10 comments to Lucy Church Amiably by Gertrude Stein

  • Wow, you dove right into the hardcore Stein. I’m engaging in something more like…dabbling in Stein. Still, I’m surprised the degree to which I’m enjoying her.

    Love your final lines about floating around in the paragraphs and sentences. An atmosphere is certainly evoked, a place worth sitting.

  • Ha, yeah. Have you read her before at all? I read The Autobiography of Alice B. Toklas years ago, and (most of?) Tender Buttons at some point since then. I’ve also dipped in and out of The Making of Americans. But this one has been on my shelf for…I don’t know, maybe as long as ten years, and until now I never made it past the “introduction” (Stein’s, and about 50 pages long, and not noticeably different from the main text).

    Anyway, I think my point was that I only dove in after a lot of time getting used to the temperature. I’m really looking forward to your post!

  • The long introduction that’s written just like the rest of the book is a nice touch. Good for a laugh, at least.

    There’s a good readalong idea – The Making of Americans. The word “good” can mean many things.

  • Wow. When I read The Autobiography of Alice B. Toklas a few months ago, I felt that I wasn’t sure I would be ready to read Stein again in the near future. Now I think it will be a very long time, based on your quotes! :-)

  • AR—Good for a shriek, in my case. All the times I’d picked it up—and it does say “introduction”—it never quite sank in that I wasn’t actually reading the novel yet. When I hit page 47 and found “The Novel” at the top…there was surprise. And then despair that I would never manage this if I was paying that little attention to the form!

    Valerie—Well, this certainly isn’t the most accessible of her works (or the second-most, since Alice B. Toklas pretty clear comes in first). But even other really avant-garde stuff can be fun in small doses, I think…at least for me. Tender Buttons is crazy, but it’s all tiny vignettes. Then it’s really like reading a bunch of short poems or something. A good intermediate step at least, to see if you like it.

  • Your review sounds interesting, but this kind of literature simply isn’t my cup of tea. I think, after reading the sample quotes you provided, I could appreciate Eliot a lot more, since his words seem to make a great deal more sense!

    Also, it struck me…why do many of these modernists get away without punctuation? Why didn’t they use it? What does this say particularly of their time? Would a novel written in texting format in our era become a classic? Because, really, texting says something of our times – our speedy living and inability to stop for a moment and think about tiny details that make life fuller; for example, whole words and punctuation.

  • Nicole — you are exactly right about “small doses” — The Autobiography of Alice B. Toklas was my bedtime reading for several months, and I think I actually said that (based on that book) Stein is not someone who can be read in great big chunks.
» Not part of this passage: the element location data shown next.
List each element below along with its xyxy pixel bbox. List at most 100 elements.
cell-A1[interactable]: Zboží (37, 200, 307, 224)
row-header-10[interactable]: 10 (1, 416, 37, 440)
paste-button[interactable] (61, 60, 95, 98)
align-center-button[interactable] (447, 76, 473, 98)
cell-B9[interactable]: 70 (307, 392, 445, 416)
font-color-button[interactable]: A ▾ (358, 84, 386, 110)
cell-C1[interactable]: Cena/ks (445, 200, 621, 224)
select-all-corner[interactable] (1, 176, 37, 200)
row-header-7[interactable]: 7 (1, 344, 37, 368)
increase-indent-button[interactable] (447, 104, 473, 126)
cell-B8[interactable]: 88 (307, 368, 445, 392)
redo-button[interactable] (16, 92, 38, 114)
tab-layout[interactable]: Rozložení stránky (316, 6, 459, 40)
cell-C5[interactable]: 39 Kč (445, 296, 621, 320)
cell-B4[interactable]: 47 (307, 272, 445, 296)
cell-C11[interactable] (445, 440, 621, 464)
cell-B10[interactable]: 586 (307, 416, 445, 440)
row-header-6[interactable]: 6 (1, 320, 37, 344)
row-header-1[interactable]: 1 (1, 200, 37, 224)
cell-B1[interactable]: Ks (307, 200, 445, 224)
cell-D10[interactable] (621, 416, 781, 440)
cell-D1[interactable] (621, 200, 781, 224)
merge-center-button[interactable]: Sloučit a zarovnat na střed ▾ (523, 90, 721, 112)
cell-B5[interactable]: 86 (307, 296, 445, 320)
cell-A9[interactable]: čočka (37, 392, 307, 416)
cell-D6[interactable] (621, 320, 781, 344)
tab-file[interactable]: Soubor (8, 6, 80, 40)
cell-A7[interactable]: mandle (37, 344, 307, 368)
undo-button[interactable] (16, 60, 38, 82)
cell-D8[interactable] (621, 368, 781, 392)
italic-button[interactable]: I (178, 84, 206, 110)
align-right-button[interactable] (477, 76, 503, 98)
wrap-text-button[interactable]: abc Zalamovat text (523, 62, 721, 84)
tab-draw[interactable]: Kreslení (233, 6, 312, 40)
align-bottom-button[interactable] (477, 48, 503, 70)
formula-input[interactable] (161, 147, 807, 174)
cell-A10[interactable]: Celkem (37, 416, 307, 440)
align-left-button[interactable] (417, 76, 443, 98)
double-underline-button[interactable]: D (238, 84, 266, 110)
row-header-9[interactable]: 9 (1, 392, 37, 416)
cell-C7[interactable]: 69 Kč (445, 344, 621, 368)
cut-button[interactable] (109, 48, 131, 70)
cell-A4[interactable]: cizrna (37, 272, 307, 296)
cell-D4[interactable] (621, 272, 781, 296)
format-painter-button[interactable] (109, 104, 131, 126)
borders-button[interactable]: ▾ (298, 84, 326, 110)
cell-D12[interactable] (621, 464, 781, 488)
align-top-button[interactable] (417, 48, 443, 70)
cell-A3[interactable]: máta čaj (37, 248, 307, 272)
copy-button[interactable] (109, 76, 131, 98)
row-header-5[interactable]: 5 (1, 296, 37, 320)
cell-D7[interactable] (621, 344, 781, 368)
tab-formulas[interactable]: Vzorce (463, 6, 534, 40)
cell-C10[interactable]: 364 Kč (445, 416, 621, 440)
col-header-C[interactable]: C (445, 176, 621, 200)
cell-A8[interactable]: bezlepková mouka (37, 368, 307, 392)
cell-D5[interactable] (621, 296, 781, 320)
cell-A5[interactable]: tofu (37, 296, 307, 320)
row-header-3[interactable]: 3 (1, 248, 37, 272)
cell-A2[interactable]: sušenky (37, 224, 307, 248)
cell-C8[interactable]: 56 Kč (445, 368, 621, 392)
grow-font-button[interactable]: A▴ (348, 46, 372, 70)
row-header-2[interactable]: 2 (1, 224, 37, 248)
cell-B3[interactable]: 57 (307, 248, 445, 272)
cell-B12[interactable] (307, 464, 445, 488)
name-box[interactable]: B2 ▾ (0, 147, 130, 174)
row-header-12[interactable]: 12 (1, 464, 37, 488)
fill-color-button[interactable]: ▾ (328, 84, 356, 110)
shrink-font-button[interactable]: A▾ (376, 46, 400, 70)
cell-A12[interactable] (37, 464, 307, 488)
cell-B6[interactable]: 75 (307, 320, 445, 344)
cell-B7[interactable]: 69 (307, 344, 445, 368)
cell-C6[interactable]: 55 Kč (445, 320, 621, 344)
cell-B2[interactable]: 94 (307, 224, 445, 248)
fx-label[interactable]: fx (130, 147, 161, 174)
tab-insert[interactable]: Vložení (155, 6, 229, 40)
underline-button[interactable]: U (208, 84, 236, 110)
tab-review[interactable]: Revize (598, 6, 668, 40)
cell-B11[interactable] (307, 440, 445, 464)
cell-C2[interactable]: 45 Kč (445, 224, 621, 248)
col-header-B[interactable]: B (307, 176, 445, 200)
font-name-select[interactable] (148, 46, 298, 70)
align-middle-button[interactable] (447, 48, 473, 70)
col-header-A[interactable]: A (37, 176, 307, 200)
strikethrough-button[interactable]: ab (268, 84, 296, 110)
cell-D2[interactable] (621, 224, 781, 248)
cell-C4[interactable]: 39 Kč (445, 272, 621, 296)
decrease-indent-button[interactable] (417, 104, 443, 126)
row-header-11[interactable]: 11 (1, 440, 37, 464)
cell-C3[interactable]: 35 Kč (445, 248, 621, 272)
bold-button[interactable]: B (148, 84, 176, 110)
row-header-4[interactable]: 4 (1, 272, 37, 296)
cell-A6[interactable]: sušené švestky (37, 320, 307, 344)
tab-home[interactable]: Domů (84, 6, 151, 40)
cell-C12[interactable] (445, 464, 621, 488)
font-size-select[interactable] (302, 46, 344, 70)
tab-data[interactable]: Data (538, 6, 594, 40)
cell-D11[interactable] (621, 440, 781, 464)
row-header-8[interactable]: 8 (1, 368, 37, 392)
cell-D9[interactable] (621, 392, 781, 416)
Maybe all of her works are that way — bedside reading; a few pages at a time before lights out :-) .

  • You’re braver than I am, getting into this one. I just finished her Three Lives and found it a pretty torturous experience – the level of repetition was unbelievable had me wanting to scream for most of the read. Based on that, and the quotes here…I think Three Lives is gonna be my first and last reading of Stein.

  • Your review is exactly why I enjoy the Classic Circuit so much! Your review covers a book I would never tackle and yet you have taught me so much about Gertrude Stein. Thank you!

  • I think it’s fair to say this is NOT my lifetime to read list…but I am considering tender buttons — here and there for the morsels — or Alice B. Toklas to get a “Stein” experience.